The next activates the environment.
The third installs pystan and packages I often use for analysis.
Additionally, you probably want to use Jupyter Lab for development, so here are some additional configurations, again only necessary the first time you activate the environment.
pip install --user ipykernel
python -m ipykernel install --user --name=stan_env
conda install ipywidgets
conda install -c conda-forge nodejs
jupyter labextension install jupyterlab-plotly
These commands install necessary widget for visualization, nodejs for rendering the widgets, and the plotly extension for interactive visuals.
Now you should be ready to launch Jupyter in your new pystan environment!

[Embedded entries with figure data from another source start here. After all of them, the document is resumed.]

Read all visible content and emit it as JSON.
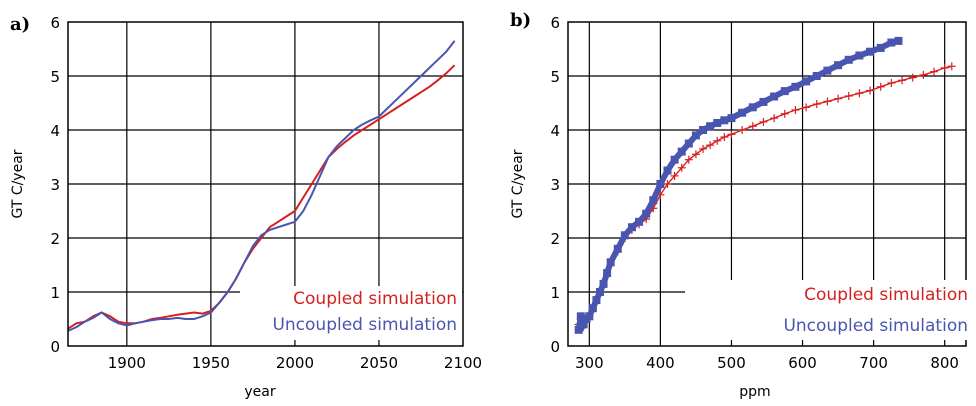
{
  "colors": {
    "coupled": "#d62020",
    "uncoupled": "#4a55b0",
    "axis": "#000000",
    "grid": "#000000"
  },
  "chart_data": [
    {
      "type": "line",
      "panel_label": "a)",
      "xlabel": "year",
      "ylabel": "GT C/year",
      "xlim": [
        1865,
        2100
      ],
      "ylim": [
        0,
        6
      ],
      "xticks": [
        "1900",
        "1950",
        "2000",
        "2050",
        "2100"
      ],
      "yticks": [
        "0",
        "1",
        "2",
        "3",
        "4",
        "5",
        "6"
      ],
      "grid": true,
      "legend_position": "bottom-right",
      "series": [
        {
          "name": "Coupled simulation",
          "color": "#d62020",
          "x": [
            1865,
            1870,
            1875,
            1880,
            1885,
            1890,
            1895,
            1900,
            1905,
            1910,
            1915,
            1920,
            1925,
            1930,
            1935,
            1940,
            1945,
            1950,
            1955,
            1960,
            1965,
            1970,
            1975,
            1980,
            1985,
            1990,
            1995,
            2000,
            2005,
            2010,
            2015,
            2020,
            2025,
            2030,
            2035,
            2040,
            2045,
            2050,
            2055,
            2060,
            2065,
            2070,
            2075,
            2080,
            2085,
            2090,
            2095
          ],
          "y": [
            0.32,
            0.42,
            0.45,
            0.55,
            0.62,
            0.55,
            0.45,
            0.42,
            0.42,
            0.45,
            0.5,
            0.52,
            0.55,
            0.58,
            0.6,
            0.62,
            0.6,
            0.65,
            0.8,
            1.0,
            1.25,
            1.55,
            1.8,
            2.0,
            2.2,
            2.3,
            2.4,
            2.5,
            2.75,
            3.0,
            3.25,
            3.5,
            3.65,
            3.78,
            3.9,
            4.0,
            4.1,
            4.2,
            4.3,
            4.4,
            4.5,
            4.6,
            4.7,
            4.8,
            4.92,
            5.05,
            5.2
          ]
        },
        {
          "name": "Uncoupled simulation",
          "color": "#4a55b0",
          "x": [
            1865,
            1870,
            1875,
            1880,
            1885,
            1890,
            1895,
            1900,
            1905,
            1910,
            1915,
            1920,
            1925,
            1930,
            1935,
            1940,
            1945,
            1950,
            1955,
            1960,
            1965,
            1970,
            1975,
            1980,
            1985,
            1990,
            1995,
            2000,
            2005,
            2010,
            2015,
            2020,
            2025,
            2030,
            2035,
            2040,
            2045,
            2050,
            2055,
            2060,
            2065,
            2070,
            2075,
            2080,
            2085,
            2090,
            2095
          ],
          "y": [
            0.28,
            0.35,
            0.45,
            0.52,
            0.62,
            0.5,
            0.42,
            0.38,
            0.42,
            0.45,
            0.48,
            0.5,
            0.5,
            0.52,
            0.5,
            0.5,
            0.55,
            0.62,
            0.8,
            1.0,
            1.25,
            1.55,
            1.85,
            2.05,
            2.15,
            2.2,
            2.25,
            2.3,
            2.5,
            2.8,
            3.15,
            3.5,
            3.7,
            3.85,
            4.0,
            4.1,
            4.18,
            4.25,
            4.4,
            4.55,
            4.7,
            4.85,
            5.0,
            5.15,
            5.3,
            5.45,
            5.65
          ]
        }
      ]
    },
    {
      "type": "scatter",
      "panel_label": "b)",
      "xlabel": "ppm",
      "ylabel": "GT C/year",
      "xlim": [
        270,
        830
      ],
      "ylim": [
        0,
        6
      ],
      "xticks": [
        "300",
        "400",
        "500",
        "600",
        "700",
        "800"
      ],
      "yticks": [
        "0",
        "1",
        "2",
        "3",
        "4",
        "5",
        "6"
      ],
      "grid": true,
      "legend_position": "bottom-right",
      "series": [
        {
          "name": "Coupled simulation",
          "color": "#d62020",
          "marker": "plus",
          "x": [
            285,
            288,
            292,
            296,
            300,
            305,
            310,
            315,
            320,
            325,
            330,
            340,
            350,
            360,
            370,
            380,
            390,
            400,
            410,
            420,
            430,
            440,
            450,
            460,
            470,
            480,
            490,
            500,
            515,
            530,
            545,
            560,
            575,
            590,
            605,
            620,
            635,
            650,
            665,
            680,
            695,
            710,
            725,
            740,
            755,
            770,
            785,
            800,
            810
          ],
          "y": [
            0.4,
            0.5,
            0.45,
            0.5,
            0.55,
            0.7,
            0.85,
            1.0,
            1.15,
            1.3,
            1.5,
            1.75,
            2.0,
            2.15,
            2.25,
            2.35,
            2.55,
            2.8,
            3.0,
            3.15,
            3.3,
            3.45,
            3.55,
            3.65,
            3.72,
            3.8,
            3.87,
            3.92,
            4.0,
            4.07,
            4.15,
            4.22,
            4.3,
            4.37,
            4.42,
            4.48,
            4.53,
            4.58,
            4.63,
            4.68,
            4.73,
            4.8,
            4.87,
            4.92,
            4.97,
            5.02,
            5.08,
            5.15,
            5.18
          ]
        },
        {
          "name": "Uncoupled simulation",
          "color": "#4a55b0",
          "marker": "square",
          "x": [
            285,
            288,
            292,
            296,
            300,
            305,
            310,
            315,
            320,
            325,
            330,
            340,
            350,
            360,
            370,
            380,
            390,
            400,
            410,
            420,
            430,
            440,
            450,
            460,
            470,
            480,
            490,
            500,
            515,
            530,
            545,
            560,
            575,
            590,
            605,
            620,
            635,
            650,
            665,
            680,
            695,
            710,
            725,
            735
          ],
          "y": [
            0.3,
            0.55,
            0.4,
            0.5,
            0.55,
            0.7,
            0.85,
            1.0,
            1.15,
            1.35,
            1.55,
            1.8,
            2.05,
            2.2,
            2.3,
            2.45,
            2.7,
            3.0,
            3.25,
            3.45,
            3.6,
            3.75,
            3.9,
            4.0,
            4.07,
            4.13,
            4.18,
            4.22,
            4.32,
            4.42,
            4.52,
            4.62,
            4.72,
            4.8,
            4.9,
            5.0,
            5.1,
            5.2,
            5.3,
            5.38,
            5.45,
            5.52,
            5.62,
            5.65
          ]
        }
      ]
    }
  ]
}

Make sure you have the stan_env virtual environment active by typing…
conda activate stan_env
… in your terminal / command line / powershell
Then type “Jupyter Lab” (after enabling the virtual environment).
Once Jupyter Lab loads attempt to execute “import pystan”, if there are no errors, congrats! You now have a functional Pystan Jupyter Notebook!
Next time you need to use the notebook, you only need to type
conda activate stan_env
And you are ready to launch your Jupyter Lab or Jupyter Notebook.